The England of her early years would be an absolutely foreign country
to us, if by some magic touch we were to be transplanted back down
the line of years. It was different in thought, feeling, and outlook.
The extraordinary changes in the modes of travelling, by means of
which numbers of people who had never even thought of any other
country beside their own, were enabled to visit other lands, broke
down, bit by bit, the barrier between the Continent and ourselves.
England became less of an insular and more of a continental power.

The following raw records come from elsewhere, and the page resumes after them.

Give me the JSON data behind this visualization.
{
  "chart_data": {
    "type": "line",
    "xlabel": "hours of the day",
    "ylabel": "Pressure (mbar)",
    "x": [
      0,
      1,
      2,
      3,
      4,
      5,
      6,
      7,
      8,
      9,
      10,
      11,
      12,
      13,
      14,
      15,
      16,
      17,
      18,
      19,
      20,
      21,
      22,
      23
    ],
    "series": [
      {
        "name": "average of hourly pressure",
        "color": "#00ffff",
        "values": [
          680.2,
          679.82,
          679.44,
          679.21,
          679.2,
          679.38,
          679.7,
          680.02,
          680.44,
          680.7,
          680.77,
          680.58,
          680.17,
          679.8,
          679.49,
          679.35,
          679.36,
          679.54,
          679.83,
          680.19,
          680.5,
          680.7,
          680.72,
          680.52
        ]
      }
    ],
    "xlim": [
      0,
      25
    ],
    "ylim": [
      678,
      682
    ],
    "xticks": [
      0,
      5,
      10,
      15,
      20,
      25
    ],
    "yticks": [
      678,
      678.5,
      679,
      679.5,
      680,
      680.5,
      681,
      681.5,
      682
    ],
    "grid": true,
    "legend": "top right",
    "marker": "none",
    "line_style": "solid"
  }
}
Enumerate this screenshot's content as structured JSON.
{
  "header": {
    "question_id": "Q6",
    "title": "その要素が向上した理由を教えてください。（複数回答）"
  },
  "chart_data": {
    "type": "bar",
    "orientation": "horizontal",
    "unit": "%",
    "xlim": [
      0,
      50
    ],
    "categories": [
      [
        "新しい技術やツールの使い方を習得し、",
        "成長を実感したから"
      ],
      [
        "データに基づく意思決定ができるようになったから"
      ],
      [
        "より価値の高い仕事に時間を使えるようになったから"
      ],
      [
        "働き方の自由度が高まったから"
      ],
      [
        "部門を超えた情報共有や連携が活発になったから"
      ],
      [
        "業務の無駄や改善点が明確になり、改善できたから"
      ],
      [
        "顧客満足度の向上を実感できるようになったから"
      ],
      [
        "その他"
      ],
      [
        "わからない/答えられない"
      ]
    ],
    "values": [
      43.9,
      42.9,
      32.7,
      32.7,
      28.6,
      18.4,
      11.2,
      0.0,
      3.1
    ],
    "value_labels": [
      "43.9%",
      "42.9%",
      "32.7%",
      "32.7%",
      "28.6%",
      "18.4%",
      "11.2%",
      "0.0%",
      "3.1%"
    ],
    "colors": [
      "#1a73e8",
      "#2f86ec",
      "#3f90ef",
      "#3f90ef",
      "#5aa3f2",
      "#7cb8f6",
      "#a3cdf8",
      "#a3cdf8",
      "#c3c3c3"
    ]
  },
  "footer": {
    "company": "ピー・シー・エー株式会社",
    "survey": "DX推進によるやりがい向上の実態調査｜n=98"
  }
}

The social changes were, as has been shown, all for good. Education
became not the privilege of the few but the right of all who wished
for it. Step by step the people gained in power and in the right to
govern themselves. The idea of citizenship, of a patriotism which
extended beyond the narrow limits of these isles, slowly took root
and blossomed. Through all these manifold changes the Queen reigned,
ever alert, and even in her last years taking the keenest interest
in the growth of her mighty kingdom.
"The use of the Queen in a dignified capacity is incalculable,"

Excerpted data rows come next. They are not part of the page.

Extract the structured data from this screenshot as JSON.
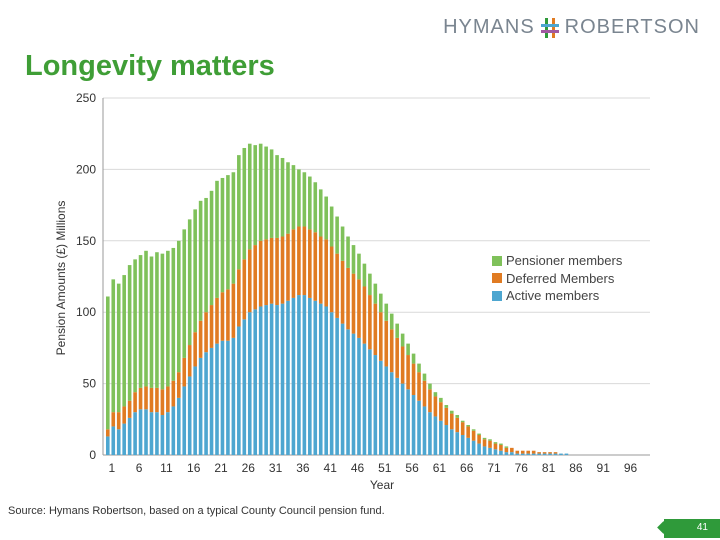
{
  "logo": {
    "left": "HYMANS",
    "right": "ROBERTSON"
  },
  "page_title": "Longevity matters",
  "source_text": "Source: Hymans Robertson, based on a typical County Council pension fund.",
  "page_number": "41",
  "colors": {
    "active": "#4da6d0",
    "deferred": "#e07b22",
    "pensioner": "#7fc15a",
    "title": "#3f9e36",
    "grid": "#d9d9d9"
  },
  "chart_data": {
    "type": "bar",
    "stacked": true,
    "xlabel": "Year",
    "ylabel": "Pension Amounts (£) Millions",
    "ylim": [
      0,
      250
    ],
    "yticks": [
      0,
      50,
      100,
      150,
      200,
      250
    ],
    "x_tick_labels": [
      "1",
      "6",
      "11",
      "16",
      "21",
      "26",
      "31",
      "36",
      "41",
      "46",
      "51",
      "56",
      "61",
      "66",
      "71",
      "76",
      "81",
      "86",
      "91",
      "96"
    ],
    "legend_position": "right",
    "series": [
      {
        "name": "Active members",
        "key": "active",
        "values": [
          13,
          20,
          18,
          22,
          26,
          30,
          32,
          32,
          30,
          30,
          28,
          30,
          34,
          40,
          48,
          55,
          62,
          68,
          72,
          75,
          78,
          80,
          80,
          82,
          90,
          95,
          100,
          102,
          104,
          105,
          106,
          105,
          106,
          108,
          110,
          112,
          112,
          110,
          108,
          106,
          104,
          100,
          96,
          92,
          88,
          85,
          82,
          78,
          74,
          70,
          66,
          62,
          58,
          54,
          50,
          46,
          42,
          38,
          34,
          30,
          27,
          24,
          21,
          18,
          16,
          14,
          12,
          10,
          8,
          6,
          5,
          4,
          3,
          2,
          2,
          1,
          1,
          1,
          1,
          1,
          1,
          1,
          1,
          1,
          1,
          0,
          0,
          0,
          0,
          0,
          0,
          0,
          0,
          0,
          0,
          0,
          0,
          0,
          0,
          0
        ]
      },
      {
        "name": "Deferred Members",
        "key": "deferred",
        "values": [
          5,
          10,
          12,
          12,
          12,
          14,
          15,
          16,
          17,
          17,
          18,
          18,
          18,
          18,
          20,
          22,
          24,
          26,
          28,
          30,
          32,
          34,
          36,
          38,
          40,
          42,
          44,
          45,
          46,
          46,
          46,
          47,
          47,
          47,
          48,
          48,
          48,
          48,
          48,
          47,
          47,
          46,
          45,
          44,
          43,
          42,
          41,
          40,
          38,
          36,
          34,
          32,
          30,
          28,
          26,
          24,
          22,
          20,
          18,
          16,
          14,
          13,
          12,
          11,
          10,
          9,
          8,
          7,
          6,
          5,
          5,
          4,
          4,
          3,
          3,
          2,
          2,
          2,
          2,
          1,
          1,
          1,
          1,
          0,
          0,
          0,
          0,
          0,
          0,
          0,
          0,
          0,
          0,
          0,
          0,
          0,
          0,
          0,
          0,
          0
        ]
      },
      {
        "name": "Pensioner members",
        "key": "pensioner",
        "values": [
          93,
          93,
          90,
          92,
          95,
          93,
          93,
          95,
          92,
          95,
          95,
          95,
          93,
          92,
          90,
          88,
          86,
          84,
          80,
          80,
          82,
          80,
          80,
          78,
          80,
          78,
          74,
          70,
          68,
          65,
          62,
          58,
          55,
          50,
          45,
          40,
          38,
          37,
          35,
          33,
          30,
          28,
          26,
          24,
          22,
          20,
          18,
          16,
          15,
          14,
          13,
          12,
          11,
          10,
          9,
          8,
          7,
          6,
          5,
          4,
          3,
          3,
          2,
          2,
          2,
          1,
          1,
          1,
          1,
          1,
          1,
          1,
          1,
          1,
          0,
          0,
          0,
          0,
          0,
          0,
          0,
          0,
          0,
          0,
          0,
          0,
          0,
          0,
          0,
          0,
          0,
          0,
          0,
          0,
          0,
          0,
          0,
          0,
          0,
          0
        ]
      }
    ]
  }
}
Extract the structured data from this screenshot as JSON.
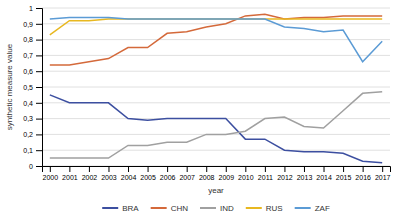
{
  "chart_data": {
    "type": "line",
    "xlabel": "year",
    "ylabel": "synthetic measure value",
    "x": [
      2000,
      2001,
      2002,
      2003,
      2004,
      2005,
      2006,
      2007,
      2008,
      2009,
      2010,
      2011,
      2012,
      2013,
      2014,
      2015,
      2016,
      2017
    ],
    "series": [
      {
        "name": "BRA",
        "color": "#3c4fa0",
        "values": [
          0.45,
          0.4,
          0.4,
          0.4,
          0.3,
          0.29,
          0.3,
          0.3,
          0.3,
          0.3,
          0.17,
          0.17,
          0.1,
          0.09,
          0.09,
          0.08,
          0.03,
          0.02
        ]
      },
      {
        "name": "CHN",
        "color": "#d4693a",
        "values": [
          0.64,
          0.64,
          0.66,
          0.68,
          0.75,
          0.75,
          0.84,
          0.85,
          0.88,
          0.9,
          0.95,
          0.96,
          0.93,
          0.94,
          0.94,
          0.95,
          0.95,
          0.95
        ]
      },
      {
        "name": "IND",
        "color": "#a0a0a0",
        "values": [
          0.05,
          0.05,
          0.05,
          0.05,
          0.13,
          0.13,
          0.15,
          0.15,
          0.2,
          0.2,
          0.22,
          0.3,
          0.31,
          0.25,
          0.24,
          0.35,
          0.46,
          0.47
        ]
      },
      {
        "name": "RUS",
        "color": "#e8b820",
        "values": [
          0.83,
          0.92,
          0.92,
          0.93,
          0.93,
          0.93,
          0.93,
          0.93,
          0.93,
          0.93,
          0.93,
          0.93,
          0.93,
          0.93,
          0.93,
          0.93,
          0.93,
          0.93
        ]
      },
      {
        "name": "ZAF",
        "color": "#5b9bd5",
        "values": [
          0.93,
          0.94,
          0.94,
          0.94,
          0.93,
          0.93,
          0.93,
          0.93,
          0.93,
          0.93,
          0.93,
          0.93,
          0.88,
          0.87,
          0.85,
          0.86,
          0.66,
          0.79
        ]
      }
    ],
    "xlim": [
      1999.6,
      2017.4
    ],
    "xticks": [
      2000,
      2001,
      2002,
      2003,
      2004,
      2005,
      2006,
      2007,
      2008,
      2009,
      2010,
      2011,
      2012,
      2013,
      2014,
      2015,
      2016,
      2017
    ],
    "ylim": [
      0,
      1.0
    ],
    "yticks": [
      0,
      {
        "value": 0.1,
        "label": "0,1"
      },
      {
        "value": 0.2,
        "label": "0,2"
      },
      {
        "value": 0.3,
        "label": "0,3"
      },
      {
        "value": 0.4,
        "label": "0,4"
      },
      {
        "value": 0.5,
        "label": "0,5"
      },
      {
        "value": 0.6,
        "label": "0,6"
      },
      {
        "value": 0.7,
        "label": "0,7"
      },
      {
        "value": 0.8,
        "label": "0,8"
      },
      {
        "value": 0.9,
        "label": "0,9"
      },
      1
    ],
    "grid": true,
    "legend": "bottom"
  }
}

declared Walter Bagehot in his famous essay on The English
Constitution. He continues: "Without her in England, the present
English Government would fail and pass away." It is interesting to
read the reasons which such a clear and distinguished thinker gives
to explain the hold which the Monarchy retains upon the English
nation as a whole.
Firstly: there is the Family, of which the Queen is the head; the
Nation looks upon her as its mother, witness its enthusiasm at the
marriage of the Prince of Wales.
Secondly: The Monarchy strengthens the Government with the strength
of religion. It is the duty of a loyal citizen to obey his Queen;
the oath of allegiance is no empty form. The Queen from her very
position acts as a symbol of unity.
Thirdly: The Queen is the head of our society; she represents England
in the eyes of foreign nations.
Fourthly: The Monarchy is the head of our morality. The example of
Queen Victoria's simple life has not been lost upon the nation. It
is now quite a natural thing to expect and to find the domestic
virtues personified in the ruling monarch, and this in spite of the
fact that history has shown what temptations lie in the way of those
possessed of the highest power in the state.

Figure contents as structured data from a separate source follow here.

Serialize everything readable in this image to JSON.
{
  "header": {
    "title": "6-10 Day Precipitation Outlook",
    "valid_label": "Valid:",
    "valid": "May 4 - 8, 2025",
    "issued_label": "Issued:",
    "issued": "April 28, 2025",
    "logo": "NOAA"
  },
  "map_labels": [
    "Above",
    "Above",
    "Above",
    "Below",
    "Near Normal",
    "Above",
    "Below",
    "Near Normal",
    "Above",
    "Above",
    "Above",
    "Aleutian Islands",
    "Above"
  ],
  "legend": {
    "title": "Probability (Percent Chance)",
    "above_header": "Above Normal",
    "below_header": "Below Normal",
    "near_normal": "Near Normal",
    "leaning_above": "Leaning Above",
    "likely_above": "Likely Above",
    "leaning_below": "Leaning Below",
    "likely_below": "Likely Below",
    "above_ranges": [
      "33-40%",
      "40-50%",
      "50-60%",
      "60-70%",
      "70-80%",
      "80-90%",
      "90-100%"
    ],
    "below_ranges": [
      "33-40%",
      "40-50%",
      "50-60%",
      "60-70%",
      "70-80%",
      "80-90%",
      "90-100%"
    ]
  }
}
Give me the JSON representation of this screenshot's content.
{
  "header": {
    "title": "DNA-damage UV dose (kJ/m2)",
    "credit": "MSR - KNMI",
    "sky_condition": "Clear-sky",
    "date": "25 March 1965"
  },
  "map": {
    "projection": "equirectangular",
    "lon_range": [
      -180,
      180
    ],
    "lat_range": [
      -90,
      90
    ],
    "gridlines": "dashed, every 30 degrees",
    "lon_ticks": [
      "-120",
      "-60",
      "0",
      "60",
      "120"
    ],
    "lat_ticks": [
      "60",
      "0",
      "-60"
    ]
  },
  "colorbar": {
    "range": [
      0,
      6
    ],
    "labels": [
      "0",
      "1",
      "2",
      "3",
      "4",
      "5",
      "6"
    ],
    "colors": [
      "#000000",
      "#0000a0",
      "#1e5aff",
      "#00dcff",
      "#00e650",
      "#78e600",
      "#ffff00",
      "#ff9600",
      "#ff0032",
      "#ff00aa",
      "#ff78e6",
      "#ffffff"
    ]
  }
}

Shakespeare voiced the feeling of the people for the kingship in the
words which he put into the mouth of Henry V:
Upon the king! let us our lives, our souls,
Our debts, our careful wives,
Our children, and our sins, lay on the king:
We must bear all.
O hard condition! twin-born with greatness,
Subject to the breath of every fool, whose sense
No more can feel but his own wringing!
What infinite heart's ease must kings neglect,
That private men enjoy?
And what have kings that privates have not too,
Save ceremony, save general ceremony?
And lastly, the actual Government of the country may change but the
Monarch remains, subject to no changes of Parliament, above and aloof
from the strife of political parties, the steadying influence in
times of transition.
The Sovereign has three rights: "The right to be consulted, the right
to encourage, the right to warn." A comparison of the reigns of the
four Georges with the reign of Queen Victoria shows that it was only
during the latter's reign that the duties of the constitutional
monarch were well and conscientiously performed. The Queen worked
as well as her Ministers, and was their equal and often their superior
in business capacity. To conclude: "The benefits of a good monarch
are almost invaluable, but the evils of a bad monarch are almost
On the death of the Queen, Mr Arthur Balfour, speaking in the House
of Commons, described his visit to Osborne at a time when the Royal
Family was already in mourning. The Queen's desk was still littered
with papers, the inkstand still open and the pen laid beside it. "She
passed away with her children and her children's children to the
third generation around her, beloved and cherished of all. She passed
away without, I well believe, a single enemy in the world. Even those
who loved not England loved her. She passed away not only knowing
that she was, I had almost said, worshipped and reverenced by all
her subjects, but that their feelings towards her had grown in depth
and intensity with every year she was spared to rule over us."